[The Wizard by H. Rider Haggard]@TWC D-Link bookThe Wizard CHAPTER X 12/14
The thunder-clouds that were pressed forward met the clouds that were pressed back, and together they seemed to come to earth, filling the air with a gloom so dense that the eye could not pierce it.
To the west was a wall of blackness towering to the heavens; to the east, light, blue and unholy, gleamed upon the white cross and the figures of its watchers. For some seconds--twenty or more--there was a lull, and then it seemed as though all hell had broken loose upon the world.

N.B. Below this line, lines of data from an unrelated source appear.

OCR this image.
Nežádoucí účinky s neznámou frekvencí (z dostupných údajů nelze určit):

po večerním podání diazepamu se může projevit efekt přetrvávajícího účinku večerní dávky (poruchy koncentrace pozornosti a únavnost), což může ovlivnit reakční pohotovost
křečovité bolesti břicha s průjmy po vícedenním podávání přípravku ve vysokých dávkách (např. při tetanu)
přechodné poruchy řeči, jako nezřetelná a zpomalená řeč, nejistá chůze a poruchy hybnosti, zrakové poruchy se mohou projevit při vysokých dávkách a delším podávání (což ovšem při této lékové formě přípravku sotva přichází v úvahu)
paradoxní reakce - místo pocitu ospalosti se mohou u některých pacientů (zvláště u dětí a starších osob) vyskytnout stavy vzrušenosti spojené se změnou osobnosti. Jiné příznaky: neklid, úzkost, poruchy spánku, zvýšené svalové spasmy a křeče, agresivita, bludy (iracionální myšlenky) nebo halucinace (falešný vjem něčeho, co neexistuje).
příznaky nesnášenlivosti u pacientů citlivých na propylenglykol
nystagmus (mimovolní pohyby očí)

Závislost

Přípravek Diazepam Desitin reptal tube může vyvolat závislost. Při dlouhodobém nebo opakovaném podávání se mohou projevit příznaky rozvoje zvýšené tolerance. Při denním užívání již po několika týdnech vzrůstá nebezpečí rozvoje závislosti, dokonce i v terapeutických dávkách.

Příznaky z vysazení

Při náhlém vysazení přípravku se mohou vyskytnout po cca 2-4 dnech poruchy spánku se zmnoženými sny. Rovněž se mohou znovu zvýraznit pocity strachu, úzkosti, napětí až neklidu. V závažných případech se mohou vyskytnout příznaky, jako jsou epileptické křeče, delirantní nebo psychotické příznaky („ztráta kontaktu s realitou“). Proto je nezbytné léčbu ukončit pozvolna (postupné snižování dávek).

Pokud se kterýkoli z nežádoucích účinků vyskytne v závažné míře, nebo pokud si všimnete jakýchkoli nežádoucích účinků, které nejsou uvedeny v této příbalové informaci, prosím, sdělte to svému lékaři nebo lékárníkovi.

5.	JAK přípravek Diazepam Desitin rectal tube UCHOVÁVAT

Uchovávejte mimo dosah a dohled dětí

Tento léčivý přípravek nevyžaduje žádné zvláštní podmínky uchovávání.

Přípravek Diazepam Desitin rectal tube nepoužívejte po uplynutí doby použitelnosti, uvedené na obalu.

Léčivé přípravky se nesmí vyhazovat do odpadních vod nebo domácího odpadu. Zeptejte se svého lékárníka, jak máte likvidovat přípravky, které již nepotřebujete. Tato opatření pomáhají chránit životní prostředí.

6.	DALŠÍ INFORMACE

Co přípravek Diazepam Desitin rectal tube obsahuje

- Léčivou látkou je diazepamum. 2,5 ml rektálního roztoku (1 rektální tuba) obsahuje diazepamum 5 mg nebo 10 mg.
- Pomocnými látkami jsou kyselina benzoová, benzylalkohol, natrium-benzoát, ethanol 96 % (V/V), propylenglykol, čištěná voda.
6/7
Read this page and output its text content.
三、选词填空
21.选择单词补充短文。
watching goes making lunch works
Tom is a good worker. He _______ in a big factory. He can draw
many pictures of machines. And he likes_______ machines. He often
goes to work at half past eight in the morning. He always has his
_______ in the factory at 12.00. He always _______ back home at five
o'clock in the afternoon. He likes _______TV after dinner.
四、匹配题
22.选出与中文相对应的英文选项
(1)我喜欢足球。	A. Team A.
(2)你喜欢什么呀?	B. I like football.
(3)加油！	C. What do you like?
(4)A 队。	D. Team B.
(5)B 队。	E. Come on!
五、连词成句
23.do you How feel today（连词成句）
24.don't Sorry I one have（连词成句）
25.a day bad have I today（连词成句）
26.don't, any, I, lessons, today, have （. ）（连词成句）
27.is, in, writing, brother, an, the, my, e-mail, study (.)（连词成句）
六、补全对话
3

The wall of blackness became a wall of flame, in which strange and ardent shapes appeared ascending and descending; the thunder bellowed till the mountains rocked, and in one last blaze, awful and indescribable, the skies melted into a deluge of fire.
In the flare of it Owen thought that he saw the figures of men falling this way and that, then he staggered against the cross for support and his senses failed him. ***** When they returned again, he perceived the storm being drawn back from the face of the pale earth like a pall from the face of the dead, and he heard a murmur of fear and wonder rising from ten thousand throats. ***** Well might they fear and wonder, for of the twenty and one wizards eleven were dead, four were paralysed by shock, five were flying in their terror, and one, Hokosa himself, stood staring at the fallen, a very picture of despair.
Nor was this all, for the meteor stone with a human shape which for generations the People of Fire had worshipped as a god, lay upon the plain in fused and shattered fragments. The people saw, and a sound as of a hollow groan of terror went up from them.